The only way to recover expenses would be to raise rents in units rented at the low end of market prices, which would exacerbate the affordability crisis, Ibarra said.

In a statement, B.C. Housing said the community housing sector is growing rapidly due to historic investment by the province, and the systems and processes developed years ago for a smaller, less-complex sector need to be updated.

That work is underway, it said, with measures to support providers, such as expediting budget approvals and providing funding advances in some situations.

The provincial agency said it meets biweekly with Pacifica on the budget, has been providing regular updates and has offered a funding advance.

B.C. Housing said it is reviewing requests from Pacifica for renovation funding. The agency assesses renovation requests from all non-profit operators and allocates funding based on need and impact.

Ibarra said the front-line B.C. Housing staff that Pacifica works with has been helpful and regularly works with the housing provider to come up with solutions. The issue is not with staff, but with the process, she said.

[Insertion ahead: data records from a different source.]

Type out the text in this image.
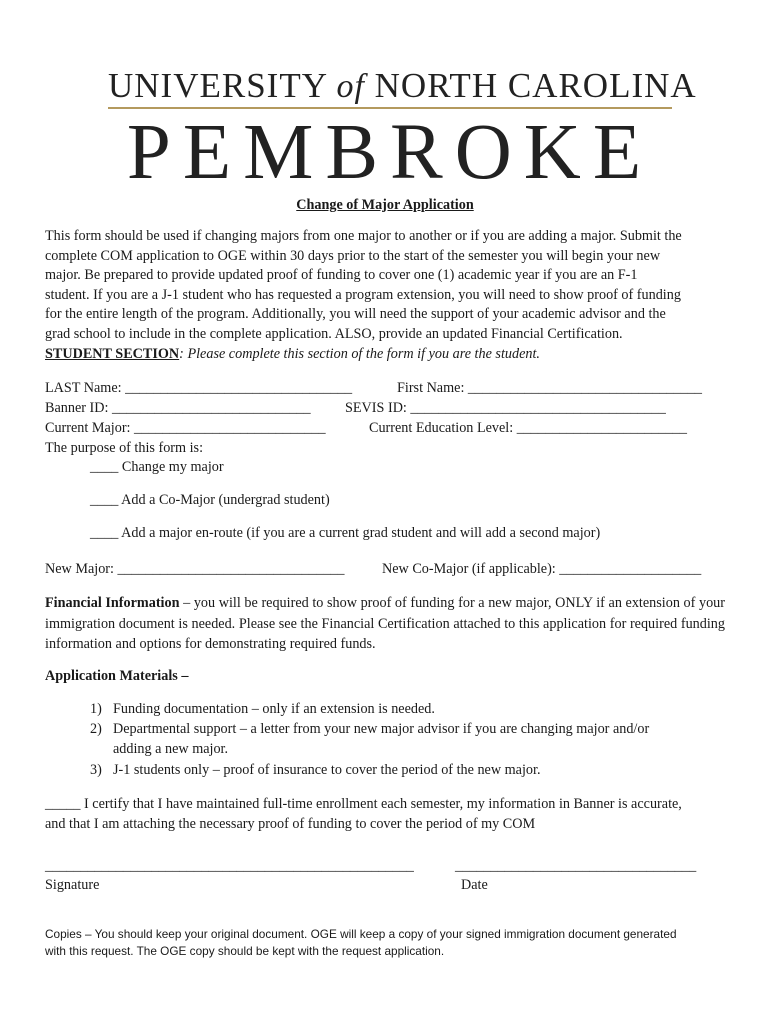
UNIVERSITY of NORTH CAROLINA
PEMBROKE
Change of Major Application

This form should be used if changing majors from one major to another or if you are adding a major. Submit the

complete COM application to OGE within 30 days prior to the start of the semester you will begin your new

major. Be prepared to provide updated proof of funding to cover one (1) academic year if you are an F-1

student. If you are a J-1 student who has requested a program extension, you will need to show proof of funding

for the entire length of the program. Additionally, you will need the support of your academic advisor and the

grad school to include in the complete application. ALSO, provide an updated Financial Certification.

STUDENT SECTION: Please complete this section of the form if you are the student.

LAST Name: ________________________________	First Name: _________________________________
Banner ID: ____________________________ SEVIS ID: ____________________________________
Current Major: ___________________________	Current Education Level: ________________________
The purpose of this form is:
____ Change my major
____ Add a Co-Major (undergrad student)
____ Add a major en-route (if you are a current grad student and will add a second major)
New Major: ________________________________	New Co-Major (if applicable): ____________________
Financial Information – you will be required to show proof of funding for a new major, ONLY if an extension of your immigration document is needed. Please see the Financial Certification attached to this application for required funding information and options for demonstrating required funds.
Application Materials –
1) Funding documentation – only if an extension is needed.
2) Departmental support – a letter from your new major advisor if you are changing major and/or
adding a new major.
3) J-1 students only – proof of insurance to cover the period of the new major.
_____ I certify that I have maintained full-time enrollment each semester, my information in Banner is accurate,
and that I am attaching the necessary proof of funding to cover the period of my COM
____________________________________________________	__________________________________
Signature	Date
Copies – You should keep your original document. OGE will keep a copy of your signed immigration document generated
with this request. The OGE copy should be kept with the request application.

“I don’t really know what the barrier is, but we keep consistently hitting a wall,” she said.

In November, 12 housing providers on the Island, Lower Mainland and Sunshine Coast wrote a letter saying they were collectively owed more than $20 million from B.C. Housing.

Pacifica Housing signed the letter to Deputy Housing Minister Teri Collins, as did Our Place Society, which declined to comment, and Cool Aid Society, where management could not be reached Wednesday.